An Nvidia-backed AI startup is planning a multi-billion-dollar data centre in South Korea, positioning it as a bulwark against the adoption of Chinese open-source AI in the region.

The data centre will power open-source AI models developed by Reflection AI, a startup founded two years ago by two former DeepMind researchers. Models trained in the facility will be tuned to the Korean language and culture, potentially opening the door to more locally trained and marketed AI apps and services.

It is a tall task for a company that has yet to publish an AI model of its own, instead relying on the reputation of its two co-founders and their previous work on AlphaGo, PaLM, GPT-4, and Google Gemini. The company has already raised over $2 billion from Nvidia and an investment group backed by Donald Trump Jr, according to the Wall Street Journal.

The open-source models would most likely follow a similar design to popular Chinese AI models such as DeepSeek and Alibaba’s Qwen. These are not truly open source, but offer greater code transparency and far more scope for local customisation than US models like GPT and Claude.

Nvidia will supply thousands of chips for the data centre, another sign of the circular nature of its investments in AI companies. In November, it announced plans to invest $10 billion in the country, supplying over a quarter of a million GPUs to firms.

The data centre will be built in partnership with retail conglomerate Shinsegae Group, which will provide financing, real estate, and permits.

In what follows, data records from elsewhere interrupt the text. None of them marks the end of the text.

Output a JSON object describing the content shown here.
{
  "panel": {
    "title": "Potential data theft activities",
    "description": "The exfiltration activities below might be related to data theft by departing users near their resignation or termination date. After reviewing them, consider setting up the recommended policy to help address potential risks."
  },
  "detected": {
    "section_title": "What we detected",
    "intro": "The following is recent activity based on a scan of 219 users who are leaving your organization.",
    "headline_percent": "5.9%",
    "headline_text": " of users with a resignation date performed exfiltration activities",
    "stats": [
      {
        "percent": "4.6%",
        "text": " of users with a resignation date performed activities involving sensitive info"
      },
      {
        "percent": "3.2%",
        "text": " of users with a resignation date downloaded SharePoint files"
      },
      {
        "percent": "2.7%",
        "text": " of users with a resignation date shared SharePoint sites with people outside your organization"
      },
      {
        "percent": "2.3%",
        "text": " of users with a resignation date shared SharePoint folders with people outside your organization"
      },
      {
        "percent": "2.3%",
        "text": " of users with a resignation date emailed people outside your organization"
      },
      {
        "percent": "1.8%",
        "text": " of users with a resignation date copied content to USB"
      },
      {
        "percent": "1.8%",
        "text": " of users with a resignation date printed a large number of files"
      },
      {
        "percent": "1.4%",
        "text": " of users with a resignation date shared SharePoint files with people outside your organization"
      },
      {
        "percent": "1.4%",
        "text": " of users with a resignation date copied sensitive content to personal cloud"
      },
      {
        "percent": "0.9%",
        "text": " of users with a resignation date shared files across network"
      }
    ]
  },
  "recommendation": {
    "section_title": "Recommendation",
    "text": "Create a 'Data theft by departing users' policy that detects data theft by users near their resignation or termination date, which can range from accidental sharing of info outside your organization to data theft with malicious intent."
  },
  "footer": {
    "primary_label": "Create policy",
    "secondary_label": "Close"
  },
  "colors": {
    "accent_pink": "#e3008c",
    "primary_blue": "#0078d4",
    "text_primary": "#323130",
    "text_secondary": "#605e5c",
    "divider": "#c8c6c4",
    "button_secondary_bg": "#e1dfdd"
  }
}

The group also has ties to Donald Trump Jr., and the arrangement appears to align with the US administration’s goal of improving competitiveness in the AI market.

Nvidia funding the expansion of AI infrastructure

Nvidia has been at the centre of the surge in AI infrastructure spending over the past 12 months. As the leader in the GPU market, it has ramped up production of its most powerful GPU servers for AI training and inference. This pushed total revenues in 2025 to $215 billion, with more than half reported as profit.

With this level of cash generation, Nvidia has become one of the most active investors in both AI companies and infrastructure buildouts. It invested $30 billion into OpenAI in its latest funding round, one of the largest single investments into a private company. It is also involved in OpenAI’s $500 billion Stargate data centre programme as a key supplier of GPUs and infrastructure.

Outside of OpenAI, Nvidia was the lead investor in a $2 billion funding round for Nscale, an AI data centre startup building specialised facilities for AI workloads. It has also partnered with Cisco to develop next-generation data centres.

It has also invested $5 billion in rival Intel. With Intel’s growth stalling in the AI era, Nvidia increasingly appears to view it less as a competitor and more as a partner in scaling data centre infrastructure. It has taken a similar approach with memory chip manufacturers, which are under pressure from surging AI-driven demand.